Redefining Brain Injury Recovery

David Grant and his wife smiling at the camera

After my brain injury, I asked anyone who would listen: “When will I get back to normal?” The answers were as varied as Pantone colors. Wise brain injury survivors would tell me that recovery was lifelong, which was not what I wanted to hear. Members of the medical community were more concrete in their answers, though they were 100 percent wrong. Early on, one professional told me that I would be completely recovered within 18 months of my injury only to later push the recovery timeline to five … years! 

Five years came and went. Then another five years passed. I have yet to get back to the person who I was. And today that is just fine.

The early years after my injury were numbingly tough. Loss of friends left me befuddled, wondering what was wrong with me. Loss of family blindsided me. Weren’t these the very people who were supposed to stand by you — no matter what? But it was the loss of self that was most devastating. It felt like I was someone else living in a familiar body. 

My challenge, unknown to me at the time, was that I was using the conventional definition of recovery. I wanted to get back to the place where I started. I wanted to be me again. But the passage of time, and lots of fighting my fate, have proven to me that there is no going back. I will never “get over” my brain injury. Like my shadow that follows me on a sunny day, I am forever bound to my brain injury. And today, I am okay with that.

So, how did I get to the point of no longer trying to recover in the traditional sense? Simply, I redefined recovery. I had spent enough years trying to get back to who I was before my crash. It became time to look forward, rather than back, and figure out how to live my best life.

Recovery today begins with acceptance of who I am and what I have. I am a garden-variety human being who lives with lifelong challenges — and even some deficits — that come with a brain injury. I do my best to remove emotions from the equation and simply accept that my challenges are facts. Once I came to this point of acceptance, my life began to change.

Recovery today is now defined by doing the best I can with what I’ve got. I will have good days, and there will be days that are exceedingly difficult. Life events will throw me off balance, more as a brain injury survivor than someone without a brain injury. That’s okay as well. It comes with the territory. I’ve learned and now accept that there is a nature of unpredictability of life with a brain injury. Whether it’s abruptly losing the ability to speak without struggling to find words or wondering why I am battling my brain for no good reason.

My concept of recovery today is something I would have been incapable of understanding early on. And I have no regrets that it took me many, many years to get to this point … the point of not only accepting my life as it is but really loving the life that I live, complete with my flaws and frequent missteps.

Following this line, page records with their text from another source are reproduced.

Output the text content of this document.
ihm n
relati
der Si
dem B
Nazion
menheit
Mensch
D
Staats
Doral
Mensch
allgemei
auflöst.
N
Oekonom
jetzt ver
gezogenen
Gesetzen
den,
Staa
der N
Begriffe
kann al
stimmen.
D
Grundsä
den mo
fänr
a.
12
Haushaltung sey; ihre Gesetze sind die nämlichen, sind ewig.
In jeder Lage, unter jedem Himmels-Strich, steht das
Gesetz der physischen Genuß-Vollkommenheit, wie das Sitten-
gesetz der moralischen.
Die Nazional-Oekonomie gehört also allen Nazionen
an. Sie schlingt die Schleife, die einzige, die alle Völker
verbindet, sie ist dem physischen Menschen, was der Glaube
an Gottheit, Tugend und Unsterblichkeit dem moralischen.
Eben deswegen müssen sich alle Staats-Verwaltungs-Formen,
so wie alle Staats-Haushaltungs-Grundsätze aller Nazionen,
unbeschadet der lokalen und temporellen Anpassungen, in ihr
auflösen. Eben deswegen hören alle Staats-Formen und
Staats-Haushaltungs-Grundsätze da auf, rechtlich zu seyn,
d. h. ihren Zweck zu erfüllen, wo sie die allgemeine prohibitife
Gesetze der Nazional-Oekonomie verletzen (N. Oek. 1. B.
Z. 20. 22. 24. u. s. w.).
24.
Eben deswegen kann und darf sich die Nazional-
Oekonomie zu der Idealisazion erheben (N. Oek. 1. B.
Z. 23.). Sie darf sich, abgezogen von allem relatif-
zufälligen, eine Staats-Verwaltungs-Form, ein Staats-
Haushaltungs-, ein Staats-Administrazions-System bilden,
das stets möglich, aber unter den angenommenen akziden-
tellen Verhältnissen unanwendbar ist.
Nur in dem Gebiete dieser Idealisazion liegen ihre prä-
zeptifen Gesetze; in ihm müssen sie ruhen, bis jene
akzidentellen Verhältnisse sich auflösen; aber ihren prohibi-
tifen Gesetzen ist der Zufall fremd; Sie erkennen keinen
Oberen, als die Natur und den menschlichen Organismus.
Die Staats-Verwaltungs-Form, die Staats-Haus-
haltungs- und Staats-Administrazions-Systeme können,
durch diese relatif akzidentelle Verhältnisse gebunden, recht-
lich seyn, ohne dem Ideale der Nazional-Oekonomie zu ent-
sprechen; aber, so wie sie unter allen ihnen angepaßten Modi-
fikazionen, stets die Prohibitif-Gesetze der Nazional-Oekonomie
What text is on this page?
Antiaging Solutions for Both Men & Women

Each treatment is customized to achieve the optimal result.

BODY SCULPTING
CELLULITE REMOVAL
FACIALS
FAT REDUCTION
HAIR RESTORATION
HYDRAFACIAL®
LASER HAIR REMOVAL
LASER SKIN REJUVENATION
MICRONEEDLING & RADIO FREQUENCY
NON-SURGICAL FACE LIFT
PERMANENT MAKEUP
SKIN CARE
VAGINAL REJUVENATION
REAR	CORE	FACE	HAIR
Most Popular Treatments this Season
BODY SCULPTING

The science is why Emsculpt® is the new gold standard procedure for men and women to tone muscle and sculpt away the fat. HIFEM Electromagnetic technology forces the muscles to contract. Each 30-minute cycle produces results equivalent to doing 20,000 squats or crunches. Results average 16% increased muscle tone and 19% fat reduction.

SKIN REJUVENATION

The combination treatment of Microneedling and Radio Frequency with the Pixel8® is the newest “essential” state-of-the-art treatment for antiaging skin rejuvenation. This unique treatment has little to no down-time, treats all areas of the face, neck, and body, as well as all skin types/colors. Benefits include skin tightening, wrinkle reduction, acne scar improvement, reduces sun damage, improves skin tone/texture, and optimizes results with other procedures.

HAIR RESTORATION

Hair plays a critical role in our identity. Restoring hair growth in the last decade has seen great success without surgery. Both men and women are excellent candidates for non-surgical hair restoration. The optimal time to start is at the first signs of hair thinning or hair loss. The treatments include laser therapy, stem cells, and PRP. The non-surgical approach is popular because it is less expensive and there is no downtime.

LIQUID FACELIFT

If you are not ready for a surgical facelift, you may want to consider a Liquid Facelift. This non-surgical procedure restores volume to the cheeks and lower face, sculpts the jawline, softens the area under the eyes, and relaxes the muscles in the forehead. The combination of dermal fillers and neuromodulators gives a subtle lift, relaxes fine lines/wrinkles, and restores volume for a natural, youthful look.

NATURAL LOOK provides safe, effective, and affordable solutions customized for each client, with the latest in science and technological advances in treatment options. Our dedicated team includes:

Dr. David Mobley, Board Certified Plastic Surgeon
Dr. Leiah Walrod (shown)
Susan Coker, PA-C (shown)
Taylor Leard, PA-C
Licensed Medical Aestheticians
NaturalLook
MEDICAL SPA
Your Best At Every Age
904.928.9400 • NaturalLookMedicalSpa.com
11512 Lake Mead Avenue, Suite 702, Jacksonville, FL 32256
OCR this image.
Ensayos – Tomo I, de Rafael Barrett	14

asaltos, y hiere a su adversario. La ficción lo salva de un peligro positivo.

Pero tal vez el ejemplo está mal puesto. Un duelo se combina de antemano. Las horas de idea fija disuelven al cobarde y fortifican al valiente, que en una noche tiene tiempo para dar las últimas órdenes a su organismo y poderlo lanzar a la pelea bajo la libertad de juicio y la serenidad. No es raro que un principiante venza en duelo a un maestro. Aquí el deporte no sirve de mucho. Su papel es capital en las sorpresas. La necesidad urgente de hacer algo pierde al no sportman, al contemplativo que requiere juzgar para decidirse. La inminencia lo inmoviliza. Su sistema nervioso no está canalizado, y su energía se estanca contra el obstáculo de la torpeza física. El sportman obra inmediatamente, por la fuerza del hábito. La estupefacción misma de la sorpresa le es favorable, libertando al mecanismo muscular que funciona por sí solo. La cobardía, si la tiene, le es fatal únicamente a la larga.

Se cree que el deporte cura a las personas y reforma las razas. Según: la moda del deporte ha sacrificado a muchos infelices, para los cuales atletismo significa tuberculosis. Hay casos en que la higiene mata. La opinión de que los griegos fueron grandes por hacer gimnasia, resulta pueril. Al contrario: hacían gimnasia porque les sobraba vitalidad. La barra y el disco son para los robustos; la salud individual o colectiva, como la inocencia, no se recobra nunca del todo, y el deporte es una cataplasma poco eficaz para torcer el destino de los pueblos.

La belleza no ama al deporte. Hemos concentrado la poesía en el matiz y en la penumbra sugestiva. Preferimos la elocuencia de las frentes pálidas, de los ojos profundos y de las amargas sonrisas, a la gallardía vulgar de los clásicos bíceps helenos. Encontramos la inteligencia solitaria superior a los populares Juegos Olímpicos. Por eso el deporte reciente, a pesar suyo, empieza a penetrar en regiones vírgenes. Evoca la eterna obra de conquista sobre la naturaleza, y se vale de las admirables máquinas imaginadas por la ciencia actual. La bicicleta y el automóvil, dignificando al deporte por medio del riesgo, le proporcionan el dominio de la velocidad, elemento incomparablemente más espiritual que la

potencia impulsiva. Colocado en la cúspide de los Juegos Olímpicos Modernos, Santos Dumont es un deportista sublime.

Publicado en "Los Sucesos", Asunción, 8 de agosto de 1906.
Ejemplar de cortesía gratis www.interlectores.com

If you are new to the brain injury experience, do not expect a warm welcome from me. None of us asked to live lives defined by brain injury. But what I can share with you are the same words shared with me by brain injury old-timers: it will get easier. Up until a few years ago, I would share that things get easier but are never really easy. And there are occasional days where things are indeed easy. But the real miracle is that almost 14 years post-injury, I am still recovering.